Now onto Mr Levy's editing....(good job he is sticking to this mountain bike riding thing)
Can you get a 165mm travel fork? Or a 161mm, 162mm, 163mm, 164mm, 166mm, 167mm, 168mm, or a 169mm for that matter? If not, then you can't say "160mm to 170mm fork"; that "to" should be an "or".
But what is worse, mainly as we know Mike is into cars, to say that they are offering a rolling chassis is not correct. You need wheels for a rolling chassis, otherwise it won't roll anywhere.
Well, that's enough rant for 0444 in the morning....
When I asked Reeb a year ago (at Sedona bike fest) about whether they'd develop the SST into a longer travel model, they were VERY dismissive of the idea. The felt the Squeeb was pretty good as is.
Then they pretty much had to transition their entire labor force over to production of the SST. I heard rumors that they didn't make anything else since the SST has been launched (not sure if that was conjecture).
Is the Steezl just a way of capitalizing on the popularity of that Cromo "look"?
I gotta say that I do wish the Squeeb had this more straight-tubed look.
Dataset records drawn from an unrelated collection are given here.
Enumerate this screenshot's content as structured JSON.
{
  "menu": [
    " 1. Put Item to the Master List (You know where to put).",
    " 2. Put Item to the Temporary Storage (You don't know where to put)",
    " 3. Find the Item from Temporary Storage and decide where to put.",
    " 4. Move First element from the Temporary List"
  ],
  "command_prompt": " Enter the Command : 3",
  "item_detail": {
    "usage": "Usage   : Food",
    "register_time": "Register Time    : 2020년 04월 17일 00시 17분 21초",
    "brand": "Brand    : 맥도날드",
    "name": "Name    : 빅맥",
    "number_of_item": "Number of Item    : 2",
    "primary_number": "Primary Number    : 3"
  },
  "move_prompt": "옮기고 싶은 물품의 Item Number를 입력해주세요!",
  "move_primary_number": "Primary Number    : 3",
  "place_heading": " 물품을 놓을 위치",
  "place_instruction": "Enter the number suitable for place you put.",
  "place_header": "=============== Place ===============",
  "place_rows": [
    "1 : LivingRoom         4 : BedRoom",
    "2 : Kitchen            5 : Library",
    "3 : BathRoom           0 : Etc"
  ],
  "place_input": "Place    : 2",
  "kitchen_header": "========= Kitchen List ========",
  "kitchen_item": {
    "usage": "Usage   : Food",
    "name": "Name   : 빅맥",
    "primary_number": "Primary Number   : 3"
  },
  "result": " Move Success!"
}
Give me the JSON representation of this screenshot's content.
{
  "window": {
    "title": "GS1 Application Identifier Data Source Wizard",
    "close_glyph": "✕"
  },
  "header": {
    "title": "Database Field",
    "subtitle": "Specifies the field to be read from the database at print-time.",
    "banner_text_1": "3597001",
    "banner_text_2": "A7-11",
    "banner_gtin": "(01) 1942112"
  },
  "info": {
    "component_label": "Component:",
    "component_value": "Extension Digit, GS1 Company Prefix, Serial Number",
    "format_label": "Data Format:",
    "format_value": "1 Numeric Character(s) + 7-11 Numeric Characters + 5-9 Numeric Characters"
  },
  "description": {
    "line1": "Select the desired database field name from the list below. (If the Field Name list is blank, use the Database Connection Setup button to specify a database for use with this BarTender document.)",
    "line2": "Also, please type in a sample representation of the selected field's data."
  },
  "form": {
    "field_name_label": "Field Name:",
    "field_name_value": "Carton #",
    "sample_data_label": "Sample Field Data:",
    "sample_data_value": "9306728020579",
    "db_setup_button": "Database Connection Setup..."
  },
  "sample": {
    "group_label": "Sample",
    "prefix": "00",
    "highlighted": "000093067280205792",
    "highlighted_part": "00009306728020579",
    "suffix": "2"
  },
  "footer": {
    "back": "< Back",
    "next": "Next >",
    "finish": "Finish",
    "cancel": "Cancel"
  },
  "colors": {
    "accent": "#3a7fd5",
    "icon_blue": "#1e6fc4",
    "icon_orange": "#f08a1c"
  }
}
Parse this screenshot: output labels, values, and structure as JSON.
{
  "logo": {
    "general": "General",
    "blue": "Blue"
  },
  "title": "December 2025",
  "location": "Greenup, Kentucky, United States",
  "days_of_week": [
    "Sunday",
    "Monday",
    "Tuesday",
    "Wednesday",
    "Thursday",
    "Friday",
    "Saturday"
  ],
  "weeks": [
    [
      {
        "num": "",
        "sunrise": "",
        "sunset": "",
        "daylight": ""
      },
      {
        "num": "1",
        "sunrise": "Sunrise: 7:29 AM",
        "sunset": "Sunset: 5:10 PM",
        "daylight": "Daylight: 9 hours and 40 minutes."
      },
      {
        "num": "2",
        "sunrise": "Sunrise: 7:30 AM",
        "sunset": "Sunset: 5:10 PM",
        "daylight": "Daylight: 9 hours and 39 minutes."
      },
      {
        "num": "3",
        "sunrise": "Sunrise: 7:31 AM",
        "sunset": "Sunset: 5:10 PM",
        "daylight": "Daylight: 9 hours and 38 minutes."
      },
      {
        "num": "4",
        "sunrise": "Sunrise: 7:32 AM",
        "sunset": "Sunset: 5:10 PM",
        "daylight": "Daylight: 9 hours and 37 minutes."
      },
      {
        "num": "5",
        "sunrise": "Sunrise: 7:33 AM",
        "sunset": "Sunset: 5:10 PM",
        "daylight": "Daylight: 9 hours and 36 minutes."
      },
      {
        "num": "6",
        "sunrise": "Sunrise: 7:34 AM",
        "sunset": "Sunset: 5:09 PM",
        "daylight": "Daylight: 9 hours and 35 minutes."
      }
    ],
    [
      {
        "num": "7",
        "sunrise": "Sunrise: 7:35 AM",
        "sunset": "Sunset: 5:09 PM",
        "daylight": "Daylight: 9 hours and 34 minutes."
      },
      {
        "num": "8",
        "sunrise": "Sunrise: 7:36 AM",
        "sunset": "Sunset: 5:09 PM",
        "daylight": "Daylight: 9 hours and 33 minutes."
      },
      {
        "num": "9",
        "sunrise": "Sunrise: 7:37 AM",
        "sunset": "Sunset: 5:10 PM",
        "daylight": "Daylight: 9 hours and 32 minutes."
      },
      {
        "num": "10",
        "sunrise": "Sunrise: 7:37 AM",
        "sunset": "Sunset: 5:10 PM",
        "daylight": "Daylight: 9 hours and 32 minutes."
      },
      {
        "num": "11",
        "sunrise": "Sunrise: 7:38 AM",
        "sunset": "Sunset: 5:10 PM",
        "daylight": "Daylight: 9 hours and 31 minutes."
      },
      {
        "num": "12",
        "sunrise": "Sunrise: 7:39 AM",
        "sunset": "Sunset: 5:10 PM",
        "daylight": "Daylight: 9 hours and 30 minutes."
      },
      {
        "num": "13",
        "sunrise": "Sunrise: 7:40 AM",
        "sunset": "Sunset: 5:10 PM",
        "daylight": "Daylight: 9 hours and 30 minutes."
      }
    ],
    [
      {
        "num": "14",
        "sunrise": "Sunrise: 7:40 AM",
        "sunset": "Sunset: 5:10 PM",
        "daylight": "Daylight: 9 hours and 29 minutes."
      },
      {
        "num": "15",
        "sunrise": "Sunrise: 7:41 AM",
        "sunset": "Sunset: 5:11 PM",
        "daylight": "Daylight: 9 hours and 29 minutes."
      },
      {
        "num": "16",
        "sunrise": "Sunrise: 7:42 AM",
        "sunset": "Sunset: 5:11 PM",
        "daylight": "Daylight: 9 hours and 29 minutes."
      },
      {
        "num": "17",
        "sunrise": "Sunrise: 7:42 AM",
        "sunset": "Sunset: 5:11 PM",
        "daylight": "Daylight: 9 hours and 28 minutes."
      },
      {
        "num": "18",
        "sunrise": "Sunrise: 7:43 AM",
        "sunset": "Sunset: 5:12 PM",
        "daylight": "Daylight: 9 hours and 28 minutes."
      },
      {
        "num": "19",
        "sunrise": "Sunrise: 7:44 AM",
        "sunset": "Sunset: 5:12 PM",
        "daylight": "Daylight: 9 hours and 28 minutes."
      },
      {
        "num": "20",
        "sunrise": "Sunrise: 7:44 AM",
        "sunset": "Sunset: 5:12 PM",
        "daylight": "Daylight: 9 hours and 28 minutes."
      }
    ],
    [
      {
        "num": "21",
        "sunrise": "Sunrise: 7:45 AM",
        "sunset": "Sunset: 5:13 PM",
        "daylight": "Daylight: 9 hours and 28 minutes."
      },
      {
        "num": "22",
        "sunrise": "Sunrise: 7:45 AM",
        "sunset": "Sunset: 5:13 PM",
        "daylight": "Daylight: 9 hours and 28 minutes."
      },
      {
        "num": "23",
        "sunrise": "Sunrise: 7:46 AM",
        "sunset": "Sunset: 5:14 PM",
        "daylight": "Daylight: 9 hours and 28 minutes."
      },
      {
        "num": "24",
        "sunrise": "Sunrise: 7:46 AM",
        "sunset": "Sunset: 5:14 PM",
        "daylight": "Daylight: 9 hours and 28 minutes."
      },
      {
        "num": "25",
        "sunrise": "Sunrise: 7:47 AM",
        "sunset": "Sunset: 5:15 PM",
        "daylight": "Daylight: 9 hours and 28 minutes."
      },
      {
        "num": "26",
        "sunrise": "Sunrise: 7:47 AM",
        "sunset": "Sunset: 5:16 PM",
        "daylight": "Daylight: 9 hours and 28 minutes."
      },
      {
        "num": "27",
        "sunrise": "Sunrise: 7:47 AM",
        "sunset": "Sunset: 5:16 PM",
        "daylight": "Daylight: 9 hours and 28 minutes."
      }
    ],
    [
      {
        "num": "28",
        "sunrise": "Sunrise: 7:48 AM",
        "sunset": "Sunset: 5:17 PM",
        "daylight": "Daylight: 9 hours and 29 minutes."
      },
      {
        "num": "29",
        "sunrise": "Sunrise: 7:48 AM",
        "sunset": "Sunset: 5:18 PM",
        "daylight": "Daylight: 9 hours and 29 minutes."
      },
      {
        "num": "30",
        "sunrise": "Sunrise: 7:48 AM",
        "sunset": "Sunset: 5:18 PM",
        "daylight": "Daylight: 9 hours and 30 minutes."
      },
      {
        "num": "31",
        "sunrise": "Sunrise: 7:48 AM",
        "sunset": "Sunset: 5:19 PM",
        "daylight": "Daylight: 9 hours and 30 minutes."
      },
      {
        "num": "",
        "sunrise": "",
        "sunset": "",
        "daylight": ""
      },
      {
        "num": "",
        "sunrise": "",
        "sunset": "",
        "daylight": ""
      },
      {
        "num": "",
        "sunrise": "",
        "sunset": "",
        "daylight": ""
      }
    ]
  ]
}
Will the Steezl replace the Squeeb?
The answer they gave was more specific to that topic: the SST with its flex stays was not going to get a longer travel option, but they did sorta avoid giving away that they were going to use the steel front end for a longer travel Squeeb replacement.
I'm not being critical of Reeb. They are doing great work and I loved the SST when I got to ride it. I'm sure the Steezl will be equally good.